Here's a zdnet article on win2000 release:
zdnet.com
Promise broken: Windows 2000 delayed Sources say Microsoft has abandoned its promise of a 1999 launch for the next rev of Windows. Instead, look for arrival in February.
By Scott Berinato and Mary Jo Foley, Sm@rt Reseller, PC Week October 14, 1999 7:19 AM PT
Microsoft Corp. marketing will take one on the chin and wait until February of next year to launch Windows 2000, the company's flagship product.
The Redmond, Wash., company is telling partners it will take a deliberate approach to launch rather than try to rush the launch into the end of this year just to save face, according to several sources.
(Speaking at the GartnerGroup's Symposium/ITxpo in Orlando, Fla., on Wednesday, Microsoft President Steve Ballmer said the company is in no rush to ship the OS until it's "absolutely, positively right.")
Microsoft (Nasdaq:MSFT) also will conduct a Windows 2000 launch planning event in conjunction with its partners in late October, where the company will map out in detail its delivery and launch plans for the product, according to partners.
Microsoft officials, who have repeatedly promised shipment by the end of this year, would not confirm or deny any timing issues regarding the shipment of Windows 2000. However, a Windows 2000 trade show in San Francisco has been slated for February and is likely to provide the venue for the OS's launch, sources said.

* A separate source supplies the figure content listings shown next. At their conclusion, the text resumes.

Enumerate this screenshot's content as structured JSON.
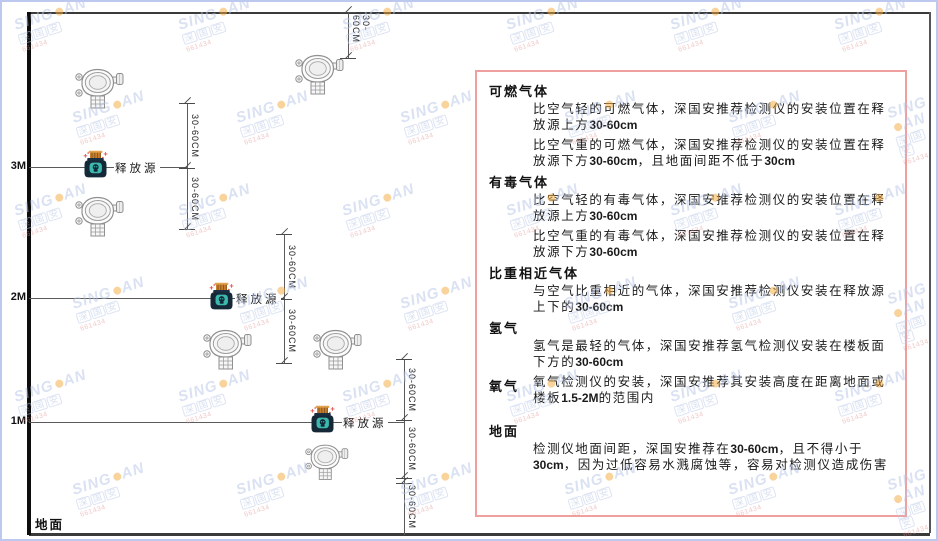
{
  "watermark": {
    "brand_left": "SING",
    "brand_right": "AN",
    "company": "深国安",
    "code": "661434"
  },
  "diagram": {
    "axis": {
      "m3": "3M",
      "m2": "2M",
      "m1": "1M",
      "ground": "地面"
    },
    "release_source_label": "释放源",
    "dimension_label": "30-60CM"
  },
  "panel": {
    "sections": [
      {
        "title": "可燃气体",
        "paragraphs": [
          "比空气轻的可燃气体，深国安推荐检测仪的安装位置在释放源上方30-60cm",
          "比空气重的可燃气体，深国安推荐检测仪的安装位置在释放源下方30-60cm，且地面间距不低于30cm"
        ]
      },
      {
        "title": "有毒气体",
        "paragraphs": [
          "比空气轻的有毒气体，深国安推荐检测仪的安装位置在释放源上方30-60cm",
          "比空气重的有毒气体，深国安推荐检测仪的安装位置在释放源下方30-60cm"
        ]
      },
      {
        "title": "比重相近气体",
        "paragraphs": [
          "与空气比重相近的气体，深国安推荐检测仪安装在释放源上下的30-60cm"
        ]
      },
      {
        "title": "氢气",
        "paragraphs": [
          "氢气是最轻的气体，深国安推荐氢气检测仪安装在楼板面下方的30-60cm"
        ]
      },
      {
        "title": "氧气",
        "paragraphs": [
          "氧气检测仪的安装，深国安推荐其安装高度在距离地面或楼板1.5-2M的范围内"
        ]
      },
      {
        "title": "地面",
        "paragraphs": [
          "检测仪地面间距，深国安推荐在30-60cm，且不得小于30cm，因为过低容易水溅腐蚀等，容易对检测仪造成伤害"
        ]
      }
    ]
  },
  "colors": {
    "panel_border": "#f09f9f",
    "watermark_blue": "#b6c5e6",
    "watermark_orange": "#f2a93c",
    "watermark_red": "#e39090",
    "source_cap": "#c8812f",
    "source_body": "#152838",
    "source_screen": "#3cb8ad"
  }
}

RTM in December? Microsoft officials maintain the product will release to manufacture, or RTM, this year -- sources say Dec. 5 is the latest target -- and therefore Windows 2000 would technically ship this year, even though users won't have the software in hand for six to eight weeks after RTM.
But even Microsoft seems resigned to the idea that, given Year 2000 issues, shipping a product at the end of this year is not an ideal strategy.
"I joke and tell [CEO] Bill [Gates] that this is the worst time in the last couple hundred years to ship a new software product," said Brian Valentine, vice president of Microsoft's Business and Enterprise Division and head of Windows 2000 development under Senior Vice President Jim Allchin.
But quality issues and development delays also seem to be playing a part in putting off the launch to February. Sources say a third release candidate, originally slated for October, has slipped to November. And application compatibility, an issue that has dogged the product all year, is still about 15 percent shy of where Microsoft wants it, according to Valentine.
Daunting challenges for users Users, for the most part, aren't fazed by the timing. Most have no plans for serious deployments until at least the end of next year -- regardless of whether they purchase the product early in the year.
Even Rapid Deployment Partners with deployment success stories are taking careful steps with portions of what many observers say is more than just an upgrade.
"In our environment, we haven't done much with Active Directory services yet, and we're just now planning to migrate our domain controller to Windows 2000," said Jason Lochhead, vice president of research and development at Data Return Corp., an RDP in Dallas founded by three former Microsoft employees.
Data Return's application hosting business is running on Windows 2000 with some Windows NT 4.0 mixed in. "I felt like I had a good grasp on Active Directory, and even then it's daunting," Lochhead said.
Also daunting to users will be the amount of conflicting information regarding the cost of upgrading to Windows 2000.
Cost-effective ... or not? Giga Information Group this week released Windows 2000 research claiming that the benefits of migrating to Win2000 outweigh the costs. Giga based its findings on its Total Economic Impact metric, which measures cost alongside benefits, flexibility and risk.
Giga found that installing or upgrading to Windows 2000 Professional will cost approximately $970 to $1,640 per desktop system. Installing or upgrading to Windows 2000 Server -- once the product has been stabilized -- will cost approximately $107 per client for a typical network of 5,000 users.
For an enterprise with 5,000 users, the total expected cost of upgrading to Windows 2000 Professional and Server would be approximately $1,077 to $1,747 per user even if an organization replaces all of its desktop hardware.
But Those findings run counter to a study published by the Gartner Group, whose analysts said fewer than 30 percent of enterprises will adopt the first iteration of Windows 2000 and cited much higher deployment costs.